Aus der FTD vom 6.11.2002
Mobilcom: Gründer Schmid gibt nach
Von René Gribnitz, Hamburg
Gerhard Schmid, Großaktionär und früherer Chef der Telefongesellschaft Mobilcom, hat im Streit um die von ihm gehaltenen Mobilcom-Anteile in letzter Minute eingelenkt und damit eine Rettung des Not leidenden Unternehmens wieder möglich gemacht.
Nachdem Schmid am Dienstagnachmittag eine von der Bundesregierung gesetzte Frist verstreichen ließ, bis zu der er die von ihm kontrollierten fast 50 Prozent der Mobilcom-Aktien bedingungslos an einen unabhängigen Treuhänder übertragen sollte, nahm er am späten Abend überraschend wieder Verhandlungen mit dem Wirtschaftsministerium auf. "Die Herren reden wieder miteinander", hieß es in Verhandlungskreisen. Der Spielraum sei klein, beide Seiten hätten allerdings Kompromissbereitschaft signalisiert.
Zuvor hatte sich ein bizarrer Streit zwischen Schmid und der Bundesregierung um die Anzahl von Entwürfen und unabgesprochene Änderungen des Treuhändervertrages entwickelt, der beinahe zum Ende der Rettungsbemühungen und damit zur Insolvenz des Unternehmens geführt hätte. Die Mobilcom-Aktie brach zeitweise um mehr als 35 Prozent ein, erholte sich am Abend aber wieder etwas.
Schmids Weigerung, seine Aktien und Stimmrechte dem Düsseldorfer Anwalt Reinhard von Dalwigk zu übertragen, blockierte einen Überbrückungskredit von rund 100 Mio. Euro. Den Kredit will ein Bankenkonsortium unter Führung der staatlichen Kreditanstalt für Wiederaufbau gewähren. Mobilcom braucht das Geld, um das verlustreiche Tagesgeschäft und die geplante Sanierung samt Stellenabbau zu finanzieren.
Finanzhilfe reicht noch bis Ende der Woche
Seit France Telecom nach monatelangen Streit mit Schmid im September endgültig alle Zahlungen eingestellt hat, zehrt Mobilcom von einer Rettungsbeihilfe der Bundesregierung von 50 Mio. Euro. Wie viel davon noch übrig ist, ist unklar. In Unternehmenskreisen hieß es, das Geld werde spätestens Ende der laufenden Woche ausgehen.

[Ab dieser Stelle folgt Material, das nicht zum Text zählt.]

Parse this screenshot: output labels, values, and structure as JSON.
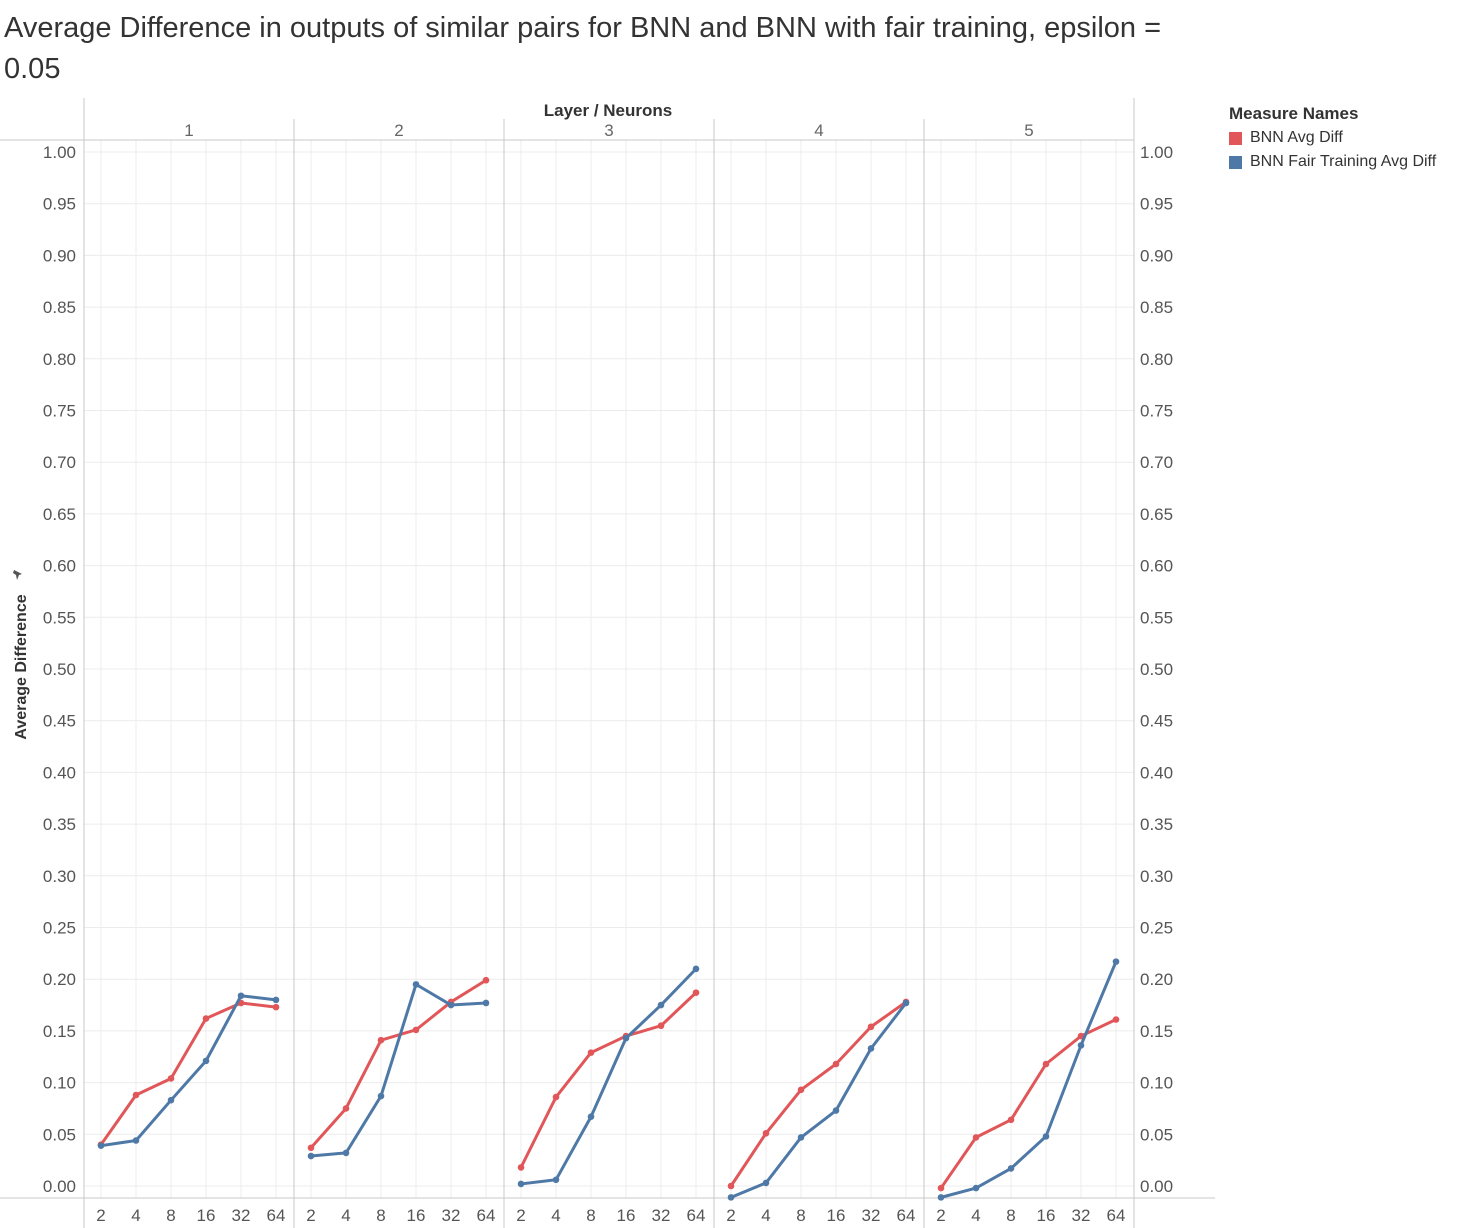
{
  "title": "Average Difference in outputs of similar pairs for BNN and BNN with fair training, epsilon = 0.05",
  "legend": {
    "title": "Measure Names",
    "items": [
      {
        "label": "BNN Avg Diff",
        "color": "#e15759"
      },
      {
        "label": "BNN Fair Training Avg Diff",
        "color": "#4e79a7"
      }
    ]
  },
  "chart_data": {
    "type": "line",
    "title": "Average Difference in outputs of similar pairs for BNN and BNN with fair training, epsilon = 0.05",
    "column_header": "Layer / Neurons",
    "ylabel": "Average Difference",
    "ylim": [
      -0.02,
      1.0
    ],
    "yticks": [
      "0.00",
      "0.05",
      "0.10",
      "0.15",
      "0.20",
      "0.25",
      "0.30",
      "0.35",
      "0.40",
      "0.45",
      "0.50",
      "0.55",
      "0.60",
      "0.65",
      "0.70",
      "0.75",
      "0.80",
      "0.85",
      "0.90",
      "0.95",
      "1.00"
    ],
    "y_axes": "left and right",
    "grid": true,
    "legend_position": "top-right",
    "x_categories": [
      "2",
      "4",
      "8",
      "16",
      "32",
      "64"
    ],
    "panels": [
      {
        "layer": "1",
        "series": [
          {
            "name": "BNN Avg Diff",
            "color": "#e15759",
            "values": [
              0.04,
              0.088,
              0.104,
              0.162,
              0.177,
              0.173
            ]
          },
          {
            "name": "BNN Fair Training Avg Diff",
            "color": "#4e79a7",
            "values": [
              0.039,
              0.044,
              0.083,
              0.121,
              0.184,
              0.18
            ]
          }
        ]
      },
      {
        "layer": "2",
        "series": [
          {
            "name": "BNN Avg Diff",
            "color": "#e15759",
            "values": [
              0.037,
              0.075,
              0.141,
              0.151,
              0.178,
              0.199
            ]
          },
          {
            "name": "BNN Fair Training Avg Diff",
            "color": "#4e79a7",
            "values": [
              0.029,
              0.032,
              0.087,
              0.195,
              0.175,
              0.177
            ]
          }
        ]
      },
      {
        "layer": "3",
        "series": [
          {
            "name": "BNN Avg Diff",
            "color": "#e15759",
            "values": [
              0.018,
              0.086,
              0.129,
              0.145,
              0.155,
              0.187
            ]
          },
          {
            "name": "BNN Fair Training Avg Diff",
            "color": "#4e79a7",
            "values": [
              0.002,
              0.006,
              0.067,
              0.143,
              0.175,
              0.21
            ]
          }
        ]
      },
      {
        "layer": "4",
        "series": [
          {
            "name": "BNN Avg Diff",
            "color": "#e15759",
            "values": [
              0.0,
              0.051,
              0.093,
              0.118,
              0.154,
              0.178
            ]
          },
          {
            "name": "BNN Fair Training Avg Diff",
            "color": "#4e79a7",
            "values": [
              -0.011,
              0.003,
              0.047,
              0.073,
              0.133,
              0.177
            ]
          }
        ]
      },
      {
        "layer": "5",
        "series": [
          {
            "name": "BNN Avg Diff",
            "color": "#e15759",
            "values": [
              -0.002,
              0.047,
              0.064,
              0.118,
              0.145,
              0.161
            ]
          },
          {
            "name": "BNN Fair Training Avg Diff",
            "color": "#4e79a7",
            "values": [
              -0.011,
              -0.002,
              0.017,
              0.048,
              0.136,
              0.217
            ]
          }
        ]
      }
    ]
  }
}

Zugleich drohte die mühselig vereinbarte Übernahme von Milliardenschulden durch den abtrünnigen Großaktionär France Telecom zu platzen. Nach viermaliger Stundung sind am 15. November 4,7 Mrd. Euro Bankschulden fällig, die Mobilcom beim Aufbau der neuen UMTS-Mobilfunktechnik angehäuft hat. Das Unternehmen kann diese Schulden und weitere 1,1 Mrd. Euro Kredite von Nokia und Ericsson nicht bedienen. Die Franzosen machen die komplette Schuldenübernahme davon abhängig, dass Schmid auf Dauer nichts mehr zu sagen hat.
Zugleich beharren die Franzosen ebenso wie die Kreditgeber, die Bundesregierung und Mobilcom selbst darauf, dass Schmid während der Zeit der Treuhänderschaft keine Anteile verkaufen darf. Schmid hatte die Forderung als Enteignung bezeichnet und grundweg abgelehnt. "Das können wir nicht zulassen", hieß es in Mobilcom-Kreisen unter Hinweis auf die unberechenbaren Entscheidungen des Firmengründers. Zugleich benannte Schmid mit dem früheren Debitel-Chef Joachim Dreyer einen eigenen Treuhänder, der nach Schmids Auskunft "unternehmerisch tätig" werden solle.
Umstrittene Geschäfte
Weiterer Knackpunkt ist ein umstrittenes Geschäft, das der frühere Vorstandschef mit seiner Ehefrau getätigt hatte. Dabei hatte Schmid an Vorstandskollegen und Aufsichtsrat vorbei seiner Frau 70 Mio. Euro gezahlt. Schmid verlangt nun, dass Mobilcom im Gegenzug für seine Unterschrift unter dem Treuhändervertrag auf eine Klage verzichten soll.
Das Geschäft war einer der Gründe für den späteren Rückzug der France Telecom. Im Mai hatte Schmid vor der Hauptversammlung erklärt, das Geschäft rückgängig zu machen und das Geld an Mobilcom zurückzuüberweisen. Bislang ist das nicht geschehen. Eine von Mobilcom angestrengte Klage ruht.